Lets start the non-clue cards with a map, which is pretty basic, but still manages to show the symbol for a railway which is rather like a zebra crossing, alternate stripes in white and black. I based this assumption on the fact that Ringwood is not shown to be on any line, and in 1935 the whole Ringwood to Christchurch section had been closed. It does seem odd to me that the set does not have a legend, anywhere.
The first appearance of this set in cartophilic literature appears in November 1933, in the Current Issues section of The London Cigarette Card Company`s "Cigarette Card News", No.2 Volume 1. However it is a less than positive review, only saying :
Lambert & Butler. Map Scenes, Find Your Way.

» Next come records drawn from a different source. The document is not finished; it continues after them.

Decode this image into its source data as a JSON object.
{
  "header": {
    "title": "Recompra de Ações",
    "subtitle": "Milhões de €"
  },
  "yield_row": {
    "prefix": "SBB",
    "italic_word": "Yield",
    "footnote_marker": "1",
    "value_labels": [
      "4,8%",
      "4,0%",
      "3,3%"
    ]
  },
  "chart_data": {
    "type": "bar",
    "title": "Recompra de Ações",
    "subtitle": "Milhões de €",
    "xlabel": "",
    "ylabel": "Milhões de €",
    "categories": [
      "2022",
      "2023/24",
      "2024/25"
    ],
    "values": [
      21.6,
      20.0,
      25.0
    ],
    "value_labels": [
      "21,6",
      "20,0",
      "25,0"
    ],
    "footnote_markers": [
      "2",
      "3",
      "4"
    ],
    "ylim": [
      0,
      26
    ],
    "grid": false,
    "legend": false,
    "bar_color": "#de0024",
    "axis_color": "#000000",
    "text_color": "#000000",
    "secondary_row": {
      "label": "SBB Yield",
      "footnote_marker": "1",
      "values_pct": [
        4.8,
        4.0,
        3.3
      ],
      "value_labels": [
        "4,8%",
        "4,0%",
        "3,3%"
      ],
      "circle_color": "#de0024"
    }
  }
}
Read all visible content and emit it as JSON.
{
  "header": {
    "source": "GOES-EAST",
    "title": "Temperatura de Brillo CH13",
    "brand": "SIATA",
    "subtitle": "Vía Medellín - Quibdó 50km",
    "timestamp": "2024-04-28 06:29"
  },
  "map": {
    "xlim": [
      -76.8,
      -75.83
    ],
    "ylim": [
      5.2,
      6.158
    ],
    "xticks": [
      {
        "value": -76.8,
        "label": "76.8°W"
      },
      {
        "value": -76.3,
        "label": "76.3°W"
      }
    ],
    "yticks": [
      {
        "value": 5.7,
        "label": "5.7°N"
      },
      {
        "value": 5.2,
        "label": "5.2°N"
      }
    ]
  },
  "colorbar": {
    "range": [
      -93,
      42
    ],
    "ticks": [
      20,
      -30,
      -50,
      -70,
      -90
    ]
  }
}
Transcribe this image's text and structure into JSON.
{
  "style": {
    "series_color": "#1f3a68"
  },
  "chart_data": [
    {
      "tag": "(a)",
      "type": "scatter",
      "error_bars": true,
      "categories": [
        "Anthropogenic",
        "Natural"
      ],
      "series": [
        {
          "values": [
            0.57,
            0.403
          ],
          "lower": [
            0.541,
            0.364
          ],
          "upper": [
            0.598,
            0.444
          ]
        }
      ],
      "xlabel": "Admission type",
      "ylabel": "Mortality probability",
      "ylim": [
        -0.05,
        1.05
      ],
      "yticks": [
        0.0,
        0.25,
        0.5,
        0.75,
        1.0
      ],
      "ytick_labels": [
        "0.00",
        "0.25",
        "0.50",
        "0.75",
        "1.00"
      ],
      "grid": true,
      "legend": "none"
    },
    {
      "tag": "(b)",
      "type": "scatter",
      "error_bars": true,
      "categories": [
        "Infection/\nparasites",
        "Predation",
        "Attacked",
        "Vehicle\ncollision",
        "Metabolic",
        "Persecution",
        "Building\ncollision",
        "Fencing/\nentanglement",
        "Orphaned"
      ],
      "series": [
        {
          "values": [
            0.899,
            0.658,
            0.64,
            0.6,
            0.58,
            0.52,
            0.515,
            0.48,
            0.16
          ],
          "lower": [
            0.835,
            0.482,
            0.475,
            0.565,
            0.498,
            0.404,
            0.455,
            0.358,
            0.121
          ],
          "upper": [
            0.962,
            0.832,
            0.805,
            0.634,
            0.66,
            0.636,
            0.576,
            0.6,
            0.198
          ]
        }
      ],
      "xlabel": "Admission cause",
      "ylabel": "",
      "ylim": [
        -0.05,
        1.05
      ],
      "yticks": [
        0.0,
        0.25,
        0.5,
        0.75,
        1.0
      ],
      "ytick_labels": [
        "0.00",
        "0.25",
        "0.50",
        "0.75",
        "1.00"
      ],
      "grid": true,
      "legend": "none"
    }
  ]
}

A competition set, not especially noteworthy.
Perhaps this is why it does not have the map symbols?
It takes a while, fifteen years, for the set to be catalogued as far as details, and that is not until our original Lambert & Butler reference booklet, RB.9, published in 1948. Here it tells us that there were actually three versions, which I will summarise as a set of 50 plus a joker (which is catalogued in that booklet as L/44), a set of 50 without a joker all of which have the words “Securely Packed” underlined (listed as L/45), and our set of 50 with two jokers and an overprint on every card to say the series is coming to an end. Our section of the set is described in that booklet as
46. 52. FIND YOUR WAY! Series of 50 and 2 variations Joker card, both overprinted in red on backs “It is requested that these complete series be exchanged not later than 28th February 1934”. Series of 50 identical to (45), Joker card identical to that described under (44) in (a) black and (b) dark green. 1933
Our World Tobacco Issues Indexes list all three sets under one grouping, but has a different way to tell the sets apart.
FIND YOUR WAY. Sm. Nd. (50). 49 map sections and Card for solution
A. Set of 50, back with address (a) “Box No. 152, London” (b) “Box No. 152, Drury Lane . . .” Joker card with back in black.
B. Set of 50 as in (b) above, overprinted on back in red. Joker card with back in black or grey.
Now the Joker card is rather plain, and only black and white, but it does give the rules as it were. telling the collector that "Any number of these "Joker" cards may be used to make up your full set of 50. When giving your solution of the routes on card 50, place an X to represent this card. Ask your tobacconist for chart." And the reverse just has a solid black circle at the top surrounding the word "JOKER" in white. However it does tell you that they were offering "A COMPLETE POCKET ROAD ATLAS of England and Wales FREE To Smokers of WAVERLEY Cigarettes."
You can see card 50 courtesy of the New York Public Library.